A red flag warning is in effect in several areas including Los Angeles and Ventura counties and the Santa Clarita Valley until 3 p.m. Thursday. For San Bernardino and east Orange counties and the Riverside Valleys, the warning was set to be in effect until 2 p.m.
Strong wind gusts up to 45 mph from the northeast will eventually dwindle toward the afternoon.
Cal Fire and the U.S. Forest Services as well as the Orange County Fire Authority said they're staffed and ready if a fire does break out.
Fire officials said residents need to take precautions to avoid starting a fire, be careful if you're using heavy equipment and don't throw cigarette butts out of the window because there is a lot of dry brush throughout Southern California.
"Don't be fooled. A lot of residents think because we had the rains, the grasses are wet and moist. The Santa Ana winds can come through here and dry out those grasses very quickly which can burn rapidly if we do get a fire established in the grass," said Orange County Fire Authority Capt. Marc Stone.
Low humidity levels are also of concern to firefighters. There's plenty of brush to burn, even in the areas scorched in recent years.
"For the areas that have burned, a lot of what we call light, flashy fuels or grasses have grown back very quickly, and those are the fires that spread rapidly during a Santa Ana wind," explained Stone.
In L.A. County, water-dropping helicopters and two Super Scoopers on lease from Canada are on standby for an air attack if there is a Santa Ana wind-driven blaze. The fleet is based in Van Nuys and Whiteman airports.
Fire officials want residents to be as best prepared as possible.
"Assist us in protecting your home. Put a plan together so that if a fire breaks out, you are ready to activate that plan, and when you're called upon to evacuate the area, to evacuate the area quickly," advised Stone.

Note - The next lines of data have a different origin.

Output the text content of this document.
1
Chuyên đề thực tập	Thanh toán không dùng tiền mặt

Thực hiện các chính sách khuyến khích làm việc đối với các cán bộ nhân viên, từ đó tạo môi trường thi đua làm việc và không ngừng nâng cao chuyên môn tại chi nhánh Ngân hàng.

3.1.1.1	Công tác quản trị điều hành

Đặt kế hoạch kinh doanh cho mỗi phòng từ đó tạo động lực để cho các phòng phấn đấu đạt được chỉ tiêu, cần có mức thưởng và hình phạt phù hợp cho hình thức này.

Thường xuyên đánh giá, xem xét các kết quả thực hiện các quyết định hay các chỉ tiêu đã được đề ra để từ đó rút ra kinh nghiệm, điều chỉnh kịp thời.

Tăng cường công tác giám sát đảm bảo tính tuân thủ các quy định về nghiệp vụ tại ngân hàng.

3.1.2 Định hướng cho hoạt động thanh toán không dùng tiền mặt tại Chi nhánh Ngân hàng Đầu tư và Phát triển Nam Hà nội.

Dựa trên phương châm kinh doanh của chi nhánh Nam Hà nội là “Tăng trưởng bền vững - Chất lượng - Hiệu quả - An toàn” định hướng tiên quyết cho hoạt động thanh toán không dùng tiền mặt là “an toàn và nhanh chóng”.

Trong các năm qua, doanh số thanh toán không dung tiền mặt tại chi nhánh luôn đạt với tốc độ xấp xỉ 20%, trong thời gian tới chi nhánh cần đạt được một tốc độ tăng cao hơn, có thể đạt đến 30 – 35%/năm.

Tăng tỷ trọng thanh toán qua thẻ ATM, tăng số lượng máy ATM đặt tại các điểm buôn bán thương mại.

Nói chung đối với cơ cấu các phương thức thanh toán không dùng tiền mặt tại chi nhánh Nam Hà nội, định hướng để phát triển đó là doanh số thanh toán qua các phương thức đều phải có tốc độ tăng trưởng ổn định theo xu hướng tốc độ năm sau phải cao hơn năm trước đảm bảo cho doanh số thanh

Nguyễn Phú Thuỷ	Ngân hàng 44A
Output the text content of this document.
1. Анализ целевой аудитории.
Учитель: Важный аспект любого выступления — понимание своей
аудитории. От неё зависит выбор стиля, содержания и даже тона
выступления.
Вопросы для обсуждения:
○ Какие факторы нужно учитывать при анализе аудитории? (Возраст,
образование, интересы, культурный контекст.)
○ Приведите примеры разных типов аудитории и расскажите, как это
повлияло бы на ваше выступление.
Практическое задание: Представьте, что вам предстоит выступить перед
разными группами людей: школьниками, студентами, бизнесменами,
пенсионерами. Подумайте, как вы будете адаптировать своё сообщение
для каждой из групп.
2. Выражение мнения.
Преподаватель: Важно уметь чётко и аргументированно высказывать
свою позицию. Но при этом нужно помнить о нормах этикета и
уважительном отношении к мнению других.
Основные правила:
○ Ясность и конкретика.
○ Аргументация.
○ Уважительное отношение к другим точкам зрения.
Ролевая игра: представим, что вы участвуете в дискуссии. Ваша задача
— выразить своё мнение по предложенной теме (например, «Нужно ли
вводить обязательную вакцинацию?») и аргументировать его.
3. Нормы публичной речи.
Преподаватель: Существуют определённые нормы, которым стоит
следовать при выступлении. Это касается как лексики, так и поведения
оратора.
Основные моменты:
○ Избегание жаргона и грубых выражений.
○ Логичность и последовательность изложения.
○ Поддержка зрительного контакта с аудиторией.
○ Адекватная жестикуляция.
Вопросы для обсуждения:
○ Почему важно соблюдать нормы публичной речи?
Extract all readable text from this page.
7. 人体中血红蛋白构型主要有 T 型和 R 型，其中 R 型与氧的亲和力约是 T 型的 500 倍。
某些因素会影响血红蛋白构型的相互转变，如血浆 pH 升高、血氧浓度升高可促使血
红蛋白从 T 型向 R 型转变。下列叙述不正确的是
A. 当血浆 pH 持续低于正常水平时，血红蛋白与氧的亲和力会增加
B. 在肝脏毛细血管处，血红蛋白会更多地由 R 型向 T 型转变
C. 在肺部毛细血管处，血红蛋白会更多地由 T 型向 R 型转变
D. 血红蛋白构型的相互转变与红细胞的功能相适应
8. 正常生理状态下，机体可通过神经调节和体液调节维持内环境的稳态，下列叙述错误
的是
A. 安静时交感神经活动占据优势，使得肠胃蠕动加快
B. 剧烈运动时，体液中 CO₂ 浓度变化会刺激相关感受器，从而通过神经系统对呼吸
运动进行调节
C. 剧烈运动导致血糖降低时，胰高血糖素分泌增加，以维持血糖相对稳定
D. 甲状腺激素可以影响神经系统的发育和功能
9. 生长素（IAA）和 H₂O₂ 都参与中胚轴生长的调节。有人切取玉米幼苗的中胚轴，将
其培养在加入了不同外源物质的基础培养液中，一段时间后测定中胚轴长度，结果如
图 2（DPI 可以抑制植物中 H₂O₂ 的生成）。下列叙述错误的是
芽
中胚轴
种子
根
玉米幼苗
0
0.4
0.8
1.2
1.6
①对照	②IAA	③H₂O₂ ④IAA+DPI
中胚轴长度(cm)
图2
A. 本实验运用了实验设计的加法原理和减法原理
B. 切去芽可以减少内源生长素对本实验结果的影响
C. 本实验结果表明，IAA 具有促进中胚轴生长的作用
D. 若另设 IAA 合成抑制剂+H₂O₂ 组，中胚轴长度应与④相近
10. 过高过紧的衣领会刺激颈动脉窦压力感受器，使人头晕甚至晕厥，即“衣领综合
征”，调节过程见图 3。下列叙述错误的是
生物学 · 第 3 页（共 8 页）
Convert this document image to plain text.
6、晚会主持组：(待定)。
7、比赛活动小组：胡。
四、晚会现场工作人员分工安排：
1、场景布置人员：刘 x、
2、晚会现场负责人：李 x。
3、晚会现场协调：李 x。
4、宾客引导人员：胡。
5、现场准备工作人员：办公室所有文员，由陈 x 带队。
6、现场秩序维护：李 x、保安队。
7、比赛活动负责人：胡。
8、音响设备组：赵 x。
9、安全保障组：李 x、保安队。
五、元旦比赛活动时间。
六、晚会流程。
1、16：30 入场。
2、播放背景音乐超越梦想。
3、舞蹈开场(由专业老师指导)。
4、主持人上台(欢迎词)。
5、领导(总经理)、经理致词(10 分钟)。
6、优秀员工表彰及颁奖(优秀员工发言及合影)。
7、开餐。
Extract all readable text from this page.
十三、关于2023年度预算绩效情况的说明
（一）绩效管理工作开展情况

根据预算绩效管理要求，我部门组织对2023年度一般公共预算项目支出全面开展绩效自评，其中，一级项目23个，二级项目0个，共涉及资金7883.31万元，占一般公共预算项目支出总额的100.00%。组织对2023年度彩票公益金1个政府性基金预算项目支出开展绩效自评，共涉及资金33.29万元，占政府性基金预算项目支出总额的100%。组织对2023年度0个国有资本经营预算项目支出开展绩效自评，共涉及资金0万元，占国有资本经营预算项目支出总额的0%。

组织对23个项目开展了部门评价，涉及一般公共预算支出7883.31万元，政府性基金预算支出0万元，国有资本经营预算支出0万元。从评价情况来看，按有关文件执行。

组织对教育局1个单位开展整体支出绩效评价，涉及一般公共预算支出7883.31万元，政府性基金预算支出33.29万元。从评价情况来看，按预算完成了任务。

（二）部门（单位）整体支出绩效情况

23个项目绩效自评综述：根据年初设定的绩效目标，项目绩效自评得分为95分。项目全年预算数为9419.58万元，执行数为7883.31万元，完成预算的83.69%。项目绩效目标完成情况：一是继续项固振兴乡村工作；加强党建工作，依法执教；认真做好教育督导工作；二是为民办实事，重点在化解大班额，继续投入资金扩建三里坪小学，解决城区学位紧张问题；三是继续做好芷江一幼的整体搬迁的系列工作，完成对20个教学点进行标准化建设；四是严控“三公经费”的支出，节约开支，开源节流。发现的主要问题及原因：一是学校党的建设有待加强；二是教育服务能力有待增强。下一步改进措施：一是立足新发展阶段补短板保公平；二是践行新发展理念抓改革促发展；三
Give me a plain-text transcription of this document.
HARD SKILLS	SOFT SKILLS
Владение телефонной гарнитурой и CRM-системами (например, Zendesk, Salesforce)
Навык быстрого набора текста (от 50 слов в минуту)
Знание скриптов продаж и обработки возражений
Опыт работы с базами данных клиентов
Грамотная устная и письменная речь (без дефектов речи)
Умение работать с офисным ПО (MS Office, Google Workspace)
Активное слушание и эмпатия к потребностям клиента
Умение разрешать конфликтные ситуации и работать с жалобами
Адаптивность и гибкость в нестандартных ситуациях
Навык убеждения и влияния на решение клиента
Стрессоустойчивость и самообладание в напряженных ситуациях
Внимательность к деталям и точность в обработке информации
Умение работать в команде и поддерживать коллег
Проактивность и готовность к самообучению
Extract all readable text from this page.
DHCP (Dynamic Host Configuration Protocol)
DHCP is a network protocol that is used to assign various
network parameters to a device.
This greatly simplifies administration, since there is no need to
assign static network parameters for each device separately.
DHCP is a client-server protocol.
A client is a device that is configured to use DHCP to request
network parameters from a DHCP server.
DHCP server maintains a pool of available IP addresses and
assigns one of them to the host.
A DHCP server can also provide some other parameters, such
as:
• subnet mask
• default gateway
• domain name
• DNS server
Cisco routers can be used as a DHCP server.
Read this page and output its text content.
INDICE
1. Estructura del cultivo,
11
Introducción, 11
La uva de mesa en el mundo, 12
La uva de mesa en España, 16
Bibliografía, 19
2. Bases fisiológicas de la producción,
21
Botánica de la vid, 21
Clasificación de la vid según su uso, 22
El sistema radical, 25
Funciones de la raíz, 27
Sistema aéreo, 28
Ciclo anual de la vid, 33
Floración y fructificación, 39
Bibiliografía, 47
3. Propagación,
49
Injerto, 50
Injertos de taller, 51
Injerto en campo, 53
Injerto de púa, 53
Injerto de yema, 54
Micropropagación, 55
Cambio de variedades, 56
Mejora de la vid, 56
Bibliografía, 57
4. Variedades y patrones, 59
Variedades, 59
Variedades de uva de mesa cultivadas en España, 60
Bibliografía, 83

Blustering winds also ripped through parts of the Inland Empire Thursday, sending flags, trees and tumbleweeds into action in Fontana.
The strong winds had motorcyclists gripping their handle bars.
"Up in Victorville, it wasn't even windy, but when I got here, I was like, 'Oh my gosh,'" said Victorville resident Justin Carrigan.
The wind was so fierce heading north on the 15 Freeway, Apple Valley resident Helmuth VanKempen exited his Harley-Davidson at Sierra Avenue.
"I've never had the wind blow me off like that, you know? It got that scary. I got off the freeway. Usually, I just go right through," said VanKempen.
In addition to the wind, Thursday saw a mixed bag of weather including dry conditions and freezing cold temperatures.
Antelope Valley residents woke up to chilly temperatures dipping into the 30s early Thursday morning. The area was under a frost advisory, and residents bundled up as they headed out to work and school.
After the winds die down, temperatures in L.A. and Orange counties will hit the upper 70s, the I.E. and Valleys will reach 80s and the local mountains will see conditions in the lower 60s.